Comme jeune parent, j’ai débuté mon rôle avec beaucoup de certitudes sur ce dont mes filles avaient besoin : besoins physiques, de sécurité, de reconnaissance, etc. Alors, ceci se traduisait par une certaine routine, de bonnes habitudes alimentaires et de santé. Après quelques années, mes certitudes ont commencé à laisser place à des questionnements tels que, comment pourrai-je, comme parent, en faire des citoyennes autonomes pour qu’elles puissent penser par et pour elles-mêmes, cela sans me projeter constamment en elles, sans me préoccuper d’uniquement transmettre, mais plutôt en accueillant ce qu’elles sont… La réponse m’est apparue au fil des ans en me questionnant sur « ce que j’étais » et « ce que je devais laisser aller » pour que mes filles puissent prendre une place, leur place, et, à leur tour, se reconnaître, s’identifier et se définir comme personnes uniques.

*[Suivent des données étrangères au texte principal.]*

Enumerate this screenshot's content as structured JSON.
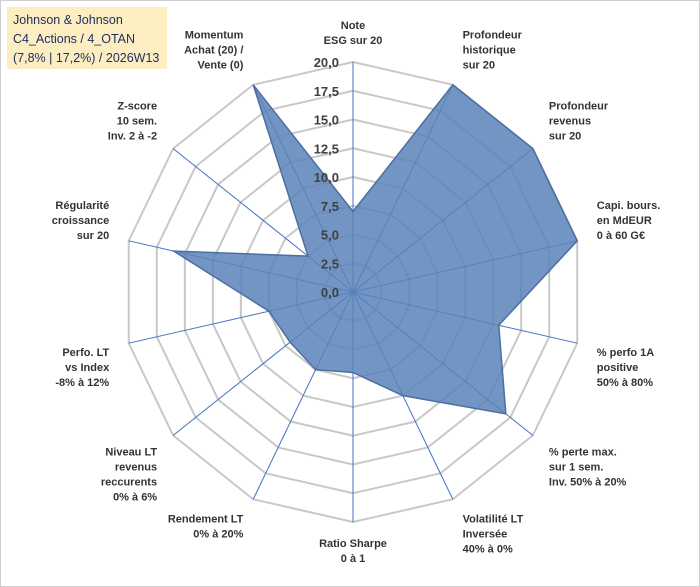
{
  "title": {
    "line1": "Johnson & Johnson",
    "line2": "C4_Actions / 4_OTAN",
    "line3": "(7,8% | 17,2%) / 2026W13"
  },
  "colors": {
    "fill": "#5b83b8",
    "fill_opacity": "0.85",
    "stroke": "#4a6fa0",
    "grid": "#c8c8c8",
    "spoke": "#4472c4",
    "title_bg": "#fdeec2"
  },
  "chart_data": {
    "type": "radar",
    "r_range": [
      0,
      20
    ],
    "ticks": [
      "0,0",
      "2,5",
      "5,0",
      "7,5",
      "10,0",
      "12,5",
      "15,0",
      "17,5",
      "20,0"
    ],
    "tick_values": [
      0,
      2.5,
      5,
      7.5,
      10,
      12.5,
      15,
      17.5,
      20
    ],
    "categories": [
      [
        "Note",
        "ESG sur 20"
      ],
      [
        "Profondeur",
        "historique",
        "sur 20"
      ],
      [
        "Profondeur",
        "revenus",
        "sur 20"
      ],
      [
        "Capi. bours.",
        "en MdEUR",
        "0 à 60 G€"
      ],
      [
        "% perfo 1A",
        "positive",
        "50% à 80%"
      ],
      [
        "% perte max.",
        "sur 1 sem.",
        "Inv. 50% à 20%"
      ],
      [
        "Volatilité LT",
        "Inversée",
        "40% à 0%"
      ],
      [
        "Ratio Sharpe",
        "0 à 1"
      ],
      [
        "Rendement LT",
        "0% à 20%"
      ],
      [
        "Niveau LT",
        "revenus",
        "reccurents",
        "0% à 6%"
      ],
      [
        "Perfo. LT",
        "vs Index",
        "-8% à 12%"
      ],
      [
        "Régularité",
        "croissance",
        "sur 20"
      ],
      [
        "Z-score",
        "10 sem.",
        "Inv. 2 à -2"
      ],
      [
        "Momentum",
        "Achat (20) /",
        "Vente (0)"
      ]
    ],
    "values": [
      7.0,
      20.0,
      20.0,
      20.0,
      13.0,
      17.0,
      10.0,
      7.0,
      7.5,
      7.0,
      7.5,
      16.0,
      5.0,
      20.0
    ]
  }
}
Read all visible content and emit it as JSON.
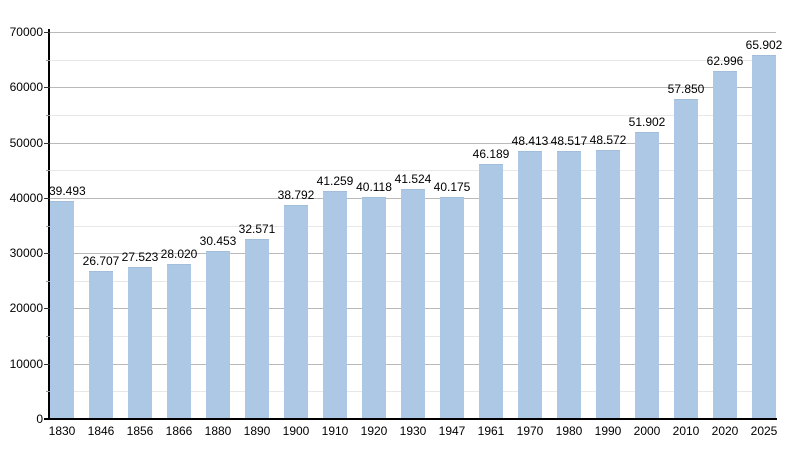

À mon sens, c’est ce passage qui est le plus libérateur pour nos enfants et pour nous-mêmes. Je ne dis pas ici que c’est facile, puisque c’est à recommencer sans cesse. Cette route va au-delà de l’amour et de la croyance en l’autre, puisqu’accompagner, « c’est se joindre à quelqu’un pour aller où il va en même temps que lui »[i]. Un travail sur soi m’apparaît essentiel, pour aller vers l’autre. Il faut suffisamment se connaître pour s’oublier sans perdre ses repères. Il faut avoir envie de se rapprocher de l’autre pour l’amener là où il veut se rendre, et non là où je veux qu’il aille… On ne peut pas respecter et reconnaître l’autre sans se respecter et se reconnaître soi-même. Cela rejoint les propos de Josée qui évoquait qu’il fallait être proche de soi, avoir un regard sur soi pour accueillir l’autre.

Aller à la rencontre de l’autre, comme parent, comme éducatrice et éducateur, doit passer par une rencontre de soi.

Cette réflexion sur moi-même m’a amenée et m’amène toujours à transformer mon rôle d’enseignante et « d’experte dans un domaine » vers un rôle davantage de « facilitatrice » en créant des conditions relationnelles, malgré l’ampleur des groupes (75), pour que l’étudiant soit le maître d’œuvre de ses apprentissages.

« L’accompagnateur reste un passeur (il aide à passer ou dépasser une étape) et un passant (il est de passage) »[ii].

Johanne

[i] L’accompagnement : une posture professionnelle spécifique. PAUL, Maela (2004) – Paris : L’Harmattan.

[ii] Ce qu’accompagner veut dire. PAUL, Maela (2003) – Carriérologie, 9 (1).